J Intensive Care. 2018 Jul 31:6:44. doi: 10.1186/s40560-018-0313-9. eCollection 2018.


Background: Extubation failure is associated with mortality and morbidity in the intensive care unit. Ventilator weaning protocols have been introduced, and extubation is conducted based on the results of a spontaneous breathing trial. Room for improvement still exists in extubation management, and additional objective indices may improve the safety of the weaning and extubation process. Static lung-thorax compliance reflects lung expansion difficulty that is caused by several conditions, such as atelectasis, fibrosis, and pleural effusion. Nevertheless, it is not used commonly in the weaning and extubation process. In this study, we investigated whether lung-thorax compliance is a good index of extubation failure in adults even when patients pass a spontaneous breathing trial.

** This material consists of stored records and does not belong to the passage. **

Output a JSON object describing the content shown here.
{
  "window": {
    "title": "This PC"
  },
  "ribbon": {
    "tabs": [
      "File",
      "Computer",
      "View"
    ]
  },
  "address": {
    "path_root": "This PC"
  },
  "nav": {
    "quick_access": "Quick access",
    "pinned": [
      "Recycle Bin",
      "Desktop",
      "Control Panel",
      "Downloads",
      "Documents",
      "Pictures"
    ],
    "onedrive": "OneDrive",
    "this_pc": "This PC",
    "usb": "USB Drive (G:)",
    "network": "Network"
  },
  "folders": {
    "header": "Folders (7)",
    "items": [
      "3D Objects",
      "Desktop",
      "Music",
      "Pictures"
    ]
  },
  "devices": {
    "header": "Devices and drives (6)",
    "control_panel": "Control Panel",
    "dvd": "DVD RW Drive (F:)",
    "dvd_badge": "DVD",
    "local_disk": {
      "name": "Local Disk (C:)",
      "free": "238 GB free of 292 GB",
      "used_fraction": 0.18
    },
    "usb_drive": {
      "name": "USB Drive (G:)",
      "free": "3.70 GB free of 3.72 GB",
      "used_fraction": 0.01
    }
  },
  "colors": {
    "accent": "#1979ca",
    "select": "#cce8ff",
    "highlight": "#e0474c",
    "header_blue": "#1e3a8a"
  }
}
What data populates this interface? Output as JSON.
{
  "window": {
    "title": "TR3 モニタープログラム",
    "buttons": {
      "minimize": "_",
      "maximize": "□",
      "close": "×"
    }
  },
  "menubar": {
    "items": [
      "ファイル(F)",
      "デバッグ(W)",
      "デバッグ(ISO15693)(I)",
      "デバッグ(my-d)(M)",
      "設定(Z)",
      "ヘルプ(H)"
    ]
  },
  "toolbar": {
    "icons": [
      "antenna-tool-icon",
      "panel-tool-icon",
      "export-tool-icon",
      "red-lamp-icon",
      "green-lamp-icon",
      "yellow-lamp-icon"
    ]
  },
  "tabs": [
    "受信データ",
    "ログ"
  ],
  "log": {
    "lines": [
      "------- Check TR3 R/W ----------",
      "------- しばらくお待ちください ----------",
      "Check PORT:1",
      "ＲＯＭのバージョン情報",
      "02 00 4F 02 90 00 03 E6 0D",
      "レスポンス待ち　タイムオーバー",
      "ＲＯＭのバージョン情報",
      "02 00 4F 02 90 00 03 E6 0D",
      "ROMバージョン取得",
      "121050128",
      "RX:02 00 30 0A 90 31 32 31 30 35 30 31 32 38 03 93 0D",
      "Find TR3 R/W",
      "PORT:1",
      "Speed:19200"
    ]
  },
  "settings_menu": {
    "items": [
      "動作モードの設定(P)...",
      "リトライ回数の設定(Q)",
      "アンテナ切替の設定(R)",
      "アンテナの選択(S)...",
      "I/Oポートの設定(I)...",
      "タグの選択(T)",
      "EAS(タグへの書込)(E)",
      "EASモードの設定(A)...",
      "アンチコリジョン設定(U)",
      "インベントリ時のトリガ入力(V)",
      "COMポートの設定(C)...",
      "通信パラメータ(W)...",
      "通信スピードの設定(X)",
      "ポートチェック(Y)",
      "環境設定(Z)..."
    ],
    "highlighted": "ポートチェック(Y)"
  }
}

Methods: In a single-center, retrospective cohort study, patients over 18 years of age were mechanically ventilated, weaned with proportional assist ventilation, and underwent a spontaneous breathing trial process in surgical intensive care units of Kagawa University Hospital from July 2014 to June 2016. Extubation failure was the outcome measure of the study. We defined extubation failures as when patients were reintubated or underwent non-invasive positive-pressure ventilation within 24 h after extubation. Receiver operating characteristic (ROC) curve analysis was performed to evaluate the clinical involvement of several parameters. The area under the curve (AUC) was calculated to assess the discriminative power of the parameters.

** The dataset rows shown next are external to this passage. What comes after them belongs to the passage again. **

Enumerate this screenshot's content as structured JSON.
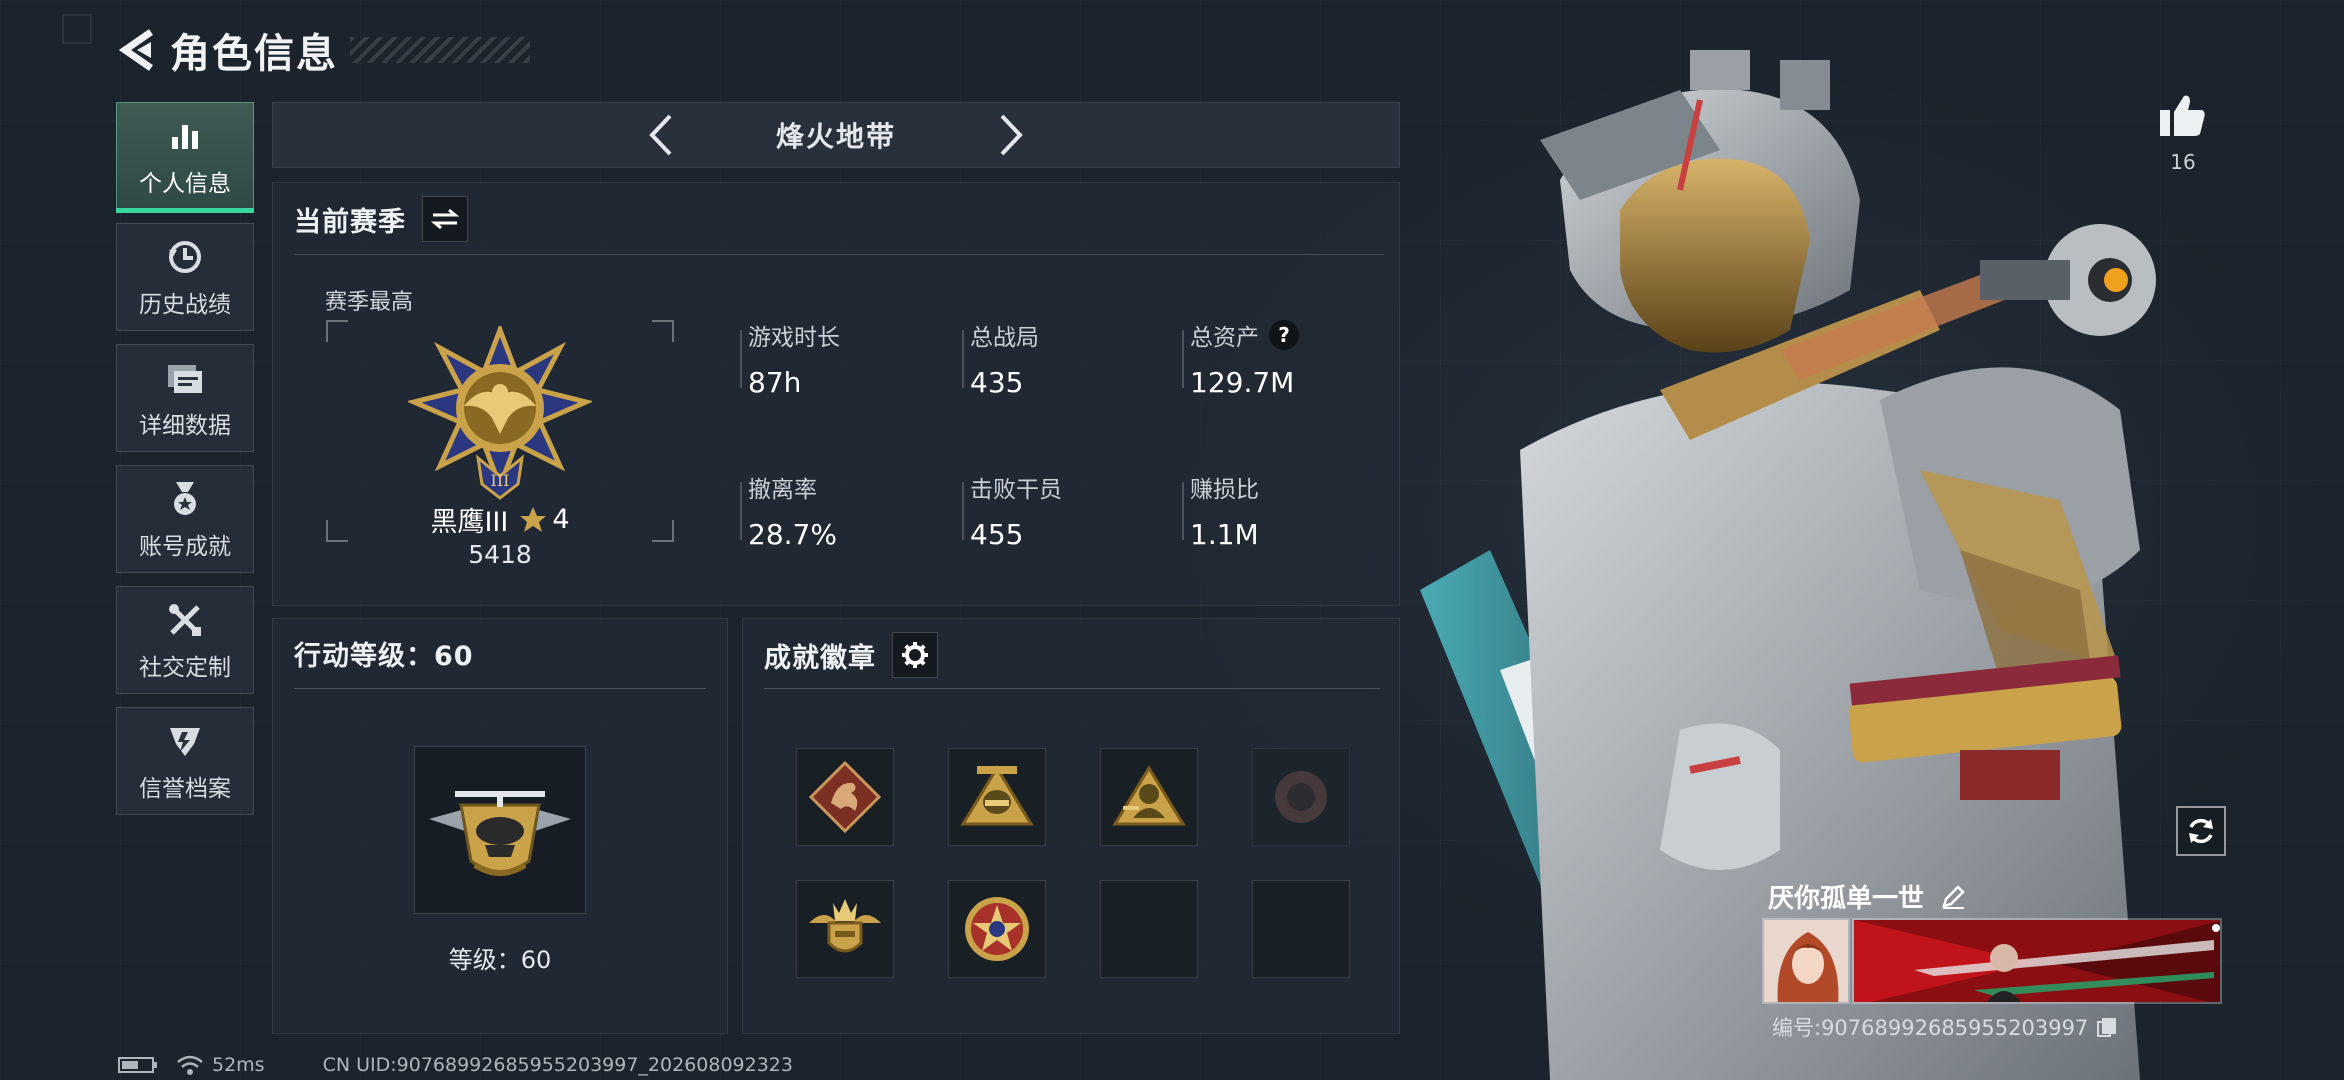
{
  "header": {
    "title": "角色信息"
  },
  "sidebar": {
    "items": [
      {
        "label": "个人信息",
        "icon": "bar-chart-icon",
        "active": true
      },
      {
        "label": "历史战绩",
        "icon": "clock-history-icon"
      },
      {
        "label": "详细数据",
        "icon": "folder-data-icon"
      },
      {
        "label": "账号成就",
        "icon": "medal-icon"
      },
      {
        "label": "社交定制",
        "icon": "tools-icon"
      },
      {
        "label": "信誉档案",
        "icon": "shield-badge-icon"
      }
    ]
  },
  "mode": {
    "title": "烽火地带"
  },
  "season": {
    "title": "当前赛季",
    "best_label": "赛季最高",
    "rank_name": "黑鹰III",
    "rank_stars": "4",
    "rank_score": "5418"
  },
  "stats": [
    {
      "label": "游戏时长",
      "value": "87h"
    },
    {
      "label": "总战局",
      "value": "435"
    },
    {
      "label": "总资产",
      "value": "129.7M",
      "help": "?"
    },
    {
      "label": "撤离率",
      "value": "28.7%"
    },
    {
      "label": "击败干员",
      "value": "455"
    },
    {
      "label": "赚损比",
      "value": "1.1M"
    }
  ],
  "level": {
    "title": "行动等级：60",
    "caption": "等级：60"
  },
  "badges": {
    "title": "成就徽章",
    "slots": [
      {
        "icon": "dragon-badge-icon",
        "filled": true
      },
      {
        "icon": "helmet-badge-icon",
        "filled": true
      },
      {
        "icon": "soldier-badge-icon",
        "filled": true
      },
      {
        "icon": "locked-badge-icon",
        "filled": true
      },
      {
        "icon": "wings-crown-badge-icon",
        "filled": true
      },
      {
        "icon": "star-medal-badge-icon",
        "filled": true
      },
      {
        "icon": "empty-slot",
        "filled": false
      },
      {
        "icon": "empty-slot",
        "filled": false
      }
    ]
  },
  "profile": {
    "likes": "16",
    "player_name": "厌你孤单一世",
    "player_id": "编号:9076899268595520399​7"
  },
  "statusbar": {
    "ping": "52ms",
    "uid": "CN UID:9076899268595520399​7_202608092323"
  },
  "colors": {
    "accent": "#39d6a0",
    "gold": "#c9a24a",
    "background": "#1b232c"
  }
}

Results: We analyzed 173 patients and compared the success and failure groups. Most patients (162, 93.6%) were extubated successfully, and extubation failed in 11 patients (6.4%). The averages of lung-thorax compliance values in the success and failure groups were 71.9 ± 23.0 and 43.3 ± 14.6 mL/cmH2O, respectively, and were significantly different (p < 0.0001). In the ROC curve analysis, the AUC was highest for lung-thorax compliance (0.862), followed by the respiratory rate (0.821), rapid shallow breathing index (0.781), Acute Physiology and Chronic Health Evaluation II score (0.72), heart rate (0.715), and tidal volume (0.695).

Conclusions: Lung-thorax compliance measured during a spontaneous breathing trial is a potential indicator of extubation failure in postoperative patients.

Keywords: Extubation failure; Lung and thorax compliance; Proportional assist ventilation; Spontaneous breathing trial.